A week after the announcement, about 20 percent of cash-on-delivery orders were cancelled, hurting logistics companies as well as online market places.

Who were at the receiving end?

The on-demand delivery sector has emerged a clear winner, with grocery and food delivery firms seeing a surge in prepaid orders over cash payments on delivery. On-demand or hyper local delivery firms supply groceries, household items and food from neighborhood stores or restaurants to customers—and capital-intensive business model that forced some firms to fold. The tide has now changed.

Amazon India appears poised to win share from other players, in part because it has the deep pockets to support strong discounting and the cost of merchandise returns, which are a common feature of developing e-commerce markets.
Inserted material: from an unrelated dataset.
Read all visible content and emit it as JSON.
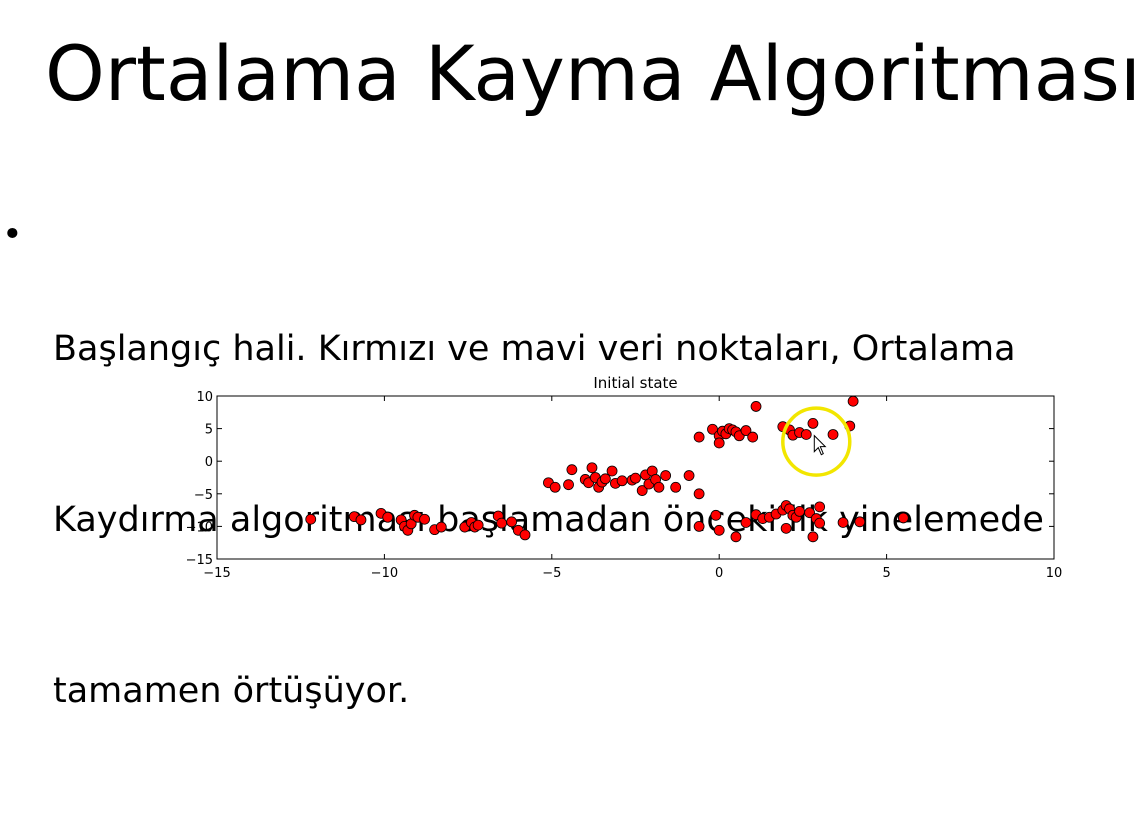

The predicted value of the ecommerce industry has been reduced. American market research company eMarketer has noted that the earlier approximation of 75 percent of growth in the Indian ecommerce industry was now cut to 55.5 percent. With this current currency ban on Rs 500 and Rs 1000 notes, the businesses that are solely dependent on cash payments are bound to suffer. Whereas, the businesses like eCommerce that offer other online payment options will have a limited impact. So, it is entirely your business decision to choose which side of the fence after this demonetization step.

hyper local delivery firms supply groceries, house hold items and food from neighborhood stores or restaurants to customers—and capital-intensive business model that forced some firms to fold. The tide has now changed.

Even we discussed a lot of its benefit for the Indian economy or the bigger picture. Still many fronts are at the losing end.

1.Knowing most of the Indian ecommerce were leveraging cash on delivery. All COD orders were badly hit.

2.With cash rationing, consumption dropped and people spent less which caused impact on non-COD orders as well.

3.When there is less cash one always stop discretionary expenses first, so categories like fashion, wellness, gifting etc. were impacted more than stuff like accessories, daily utility, baby products and electronics.

4.Big ticket items like high-end mobile phones, which were popular on COD, were hit more than smaller ticket items.

5.On the flip side returns and order cancellations were reduced creating better order economics.

This new system has lead more people to use traditional banking services like credit cards, which is a key factor in allowing consumers to buy online but it will take time for this kind societal change to take effect, so the forecast numbers for the coming years can be considered still lower than the previous estimates.

Winners in Demonetization

Big win was clearly for digital wallets who witnessed increase in transactions and adoption by customers and merchants. Makers of Points of Sale (POS) machines are seeing surge in demand. IndiaMart released a figure saying demand for POS systems through its platform has increased 2,000 percent.

While the entrepreneurs continue to support the Central government’s announcement on public forums, their businesses have been hit by the crackdown on cash transactions, which accounts for about 60 percent of the payments for orders placed online in India.

“Ecommerce has seen a 30-40 percent reduction in (cash-on-delivery) order volumes. Our initial estimate was that we would see about 10 percent reduction in (gross merchandise value, or gross sales) estimate, but in the last two weeks we have seen it reduce by 10-15 percent. Allied to that is the number of online purchases that return undelivered to the country’s top three ecommerce companies, which has shot up by more than 50 percent since the demonetization announcement, as per industry estimates. Returns are typically pegged at 20-30 percent of all online retail orders.